Other analysts raising their targets include:
* Laurentian Bank Securities’ Nick Agostino to US$61 from US$52 with a “hold” rating.
“Despite operating in an uncertain environment, DSG highlighted several growth opportunities which should offer notable tailwinds, we believe, starting 2021, including: 1) e-commerce where the U.S. market grew 22 per cent year-over-year, and now represents 10 per cent of DSG’s sales. We believe this is a sticky business and is an area of ongoing investment for DSG including from the recent ShipTrack acquisition; 2) U.S. policy changes which should drive new trading agreements and in our view create a less volatile trading environment; 3) vaccine distribution offering a lucrative opportunity for DSG’s customers for what is a very sensitive product (specifically regarding storage temperature), and; 4) Brexit which should result in new trading agreements for the U.K. and offer step-function growth for DSG (reflected in our multiple increase),” he said.

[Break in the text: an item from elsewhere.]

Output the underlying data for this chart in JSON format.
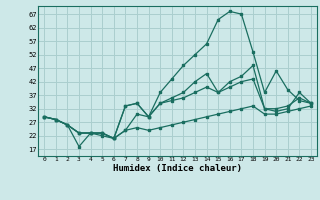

* Scotia Capital’s Paul Steep to US$61 from US$58 with a “sector outperform” rating.
“Our view is that Descartes Q3 results demonstrated on-going momentum inline with our estimates (beat to consensus) delivering 0.7-per-cent organic growth (in constant currency) sequentially improving from Q2, in part due to higher GLN transactions revenues and aided by trends in e-commerce,” he said.